ARDEN: With the right partner, if the business of the world is to be better done.
LYRA: Which right partner has been chosen on her part, by a veiled woman, who marches back from the altar to discover that she has chained herself to the skeleton of an idea, or is in charge of that devouring tyrant, an uxorious husband. Is Mr. Arden in favour with the Dame, uncle?
HOMEWARE: My sister is an unsuspicious potentate, as you know.
Pretenders to the hand of an inviolate widow bite like waves at a rock.
LYRA: Professor Spiral advances rapidly.
HOMEWARE: Not, it would appear, when he has his audience of ladies and their satellites.

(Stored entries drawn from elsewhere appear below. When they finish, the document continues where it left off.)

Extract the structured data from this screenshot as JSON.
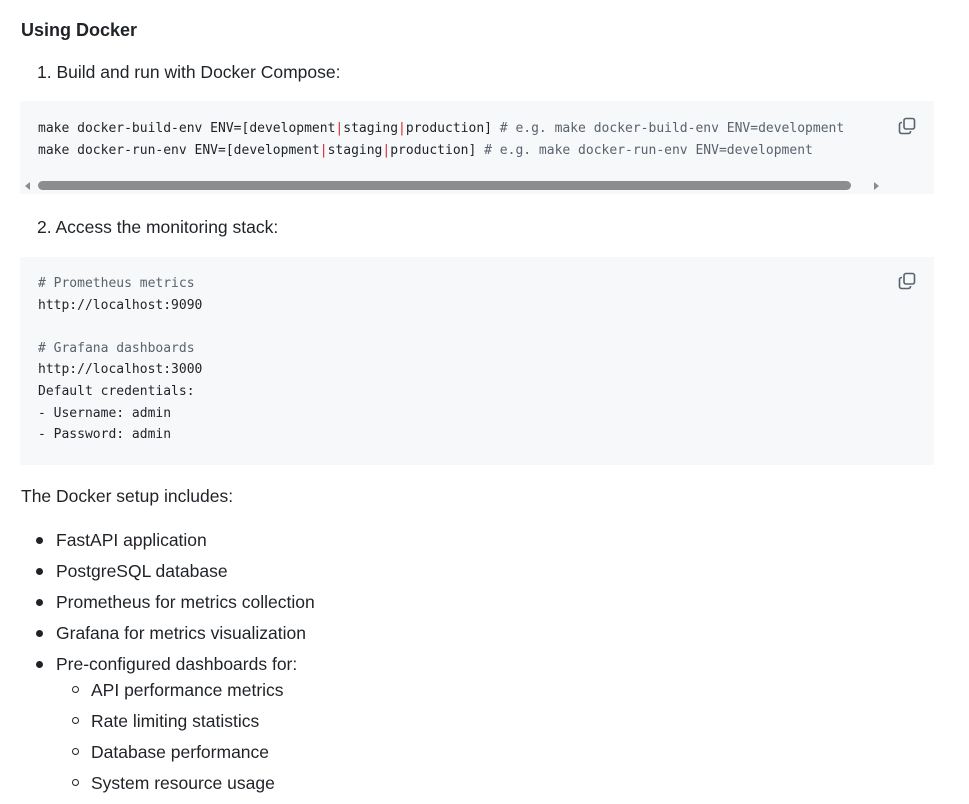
{
  "heading": "Using Docker",
  "step1": "1. Build and run with Docker Compose:",
  "code1": {
    "line1": {
      "cmd": "make docker-build-env ENV=[development",
      "sep1": "|",
      "mid": "staging",
      "sep2": "|",
      "end": "production]",
      "comment": " # e.g. make docker-build-env ENV=development"
    },
    "line2": {
      "cmd": "make docker-run-env ENV=[development",
      "sep1": "|",
      "mid": "staging",
      "sep2": "|",
      "end": "production]",
      "comment": " # e.g. make docker-run-env ENV=development"
    }
  },
  "step2": "2. Access the monitoring stack:",
  "code2": {
    "lines": [
      {
        "text": "# Prometheus metrics",
        "comment": true
      },
      {
        "text": "http://localhost:9090",
        "comment": false
      },
      {
        "text": "",
        "comment": false
      },
      {
        "text": "# Grafana dashboards",
        "comment": true
      },
      {
        "text": "http://localhost:3000",
        "comment": false
      },
      {
        "text": "Default credentials:",
        "comment": false
      },
      {
        "text": "- Username: admin",
        "comment": false
      },
      {
        "text": "- Password: admin",
        "comment": false
      }
    ]
  },
  "setup_intro": "The Docker setup includes:",
  "features": [
    "FastAPI application",
    "PostgreSQL database",
    "Prometheus for metrics collection",
    "Grafana for metrics visualization",
    "Pre-configured dashboards for:"
  ],
  "dashboards": [
    "API performance metrics",
    "Rate limiting statistics",
    "Database performance",
    "System resource usage"
  ],
  "icons": {
    "copy": "copy-icon",
    "scroll_left": "scroll-left-arrow-icon",
    "scroll_right": "scroll-right-arrow-icon"
  },
  "colors": {
    "code_bg": "#f6f8fa",
    "text": "#1f2328",
    "comment": "#59636e",
    "separator": "#d1242f"
  }
}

LYRA: I am sure I hear a spring-tide of enthusiasm coming.
ARDEN: I will see.
(He goes up the path.)
LYRA: Now! my own dear uncle, save me from Pluriel. I have given him the slip in sheer desperation; but the man is at his shrewdest when he is left to guess at my heels. Tell him I am anywhere but here. Tell him I ran away to get a sense of freshness in seeing him again. Let me have one day of liberty, or, upon my word, I shall do deeds; I shall console young Arden: I shall fly to Paris and set my cap at presidents and foreign princes. Anything rather than be eaten up every minute, as I am. May no woman of my acquaintance marry a man of twenty years her senior! She marries a gigantic limpet. At that period of his life a man becomes too voraciously constant.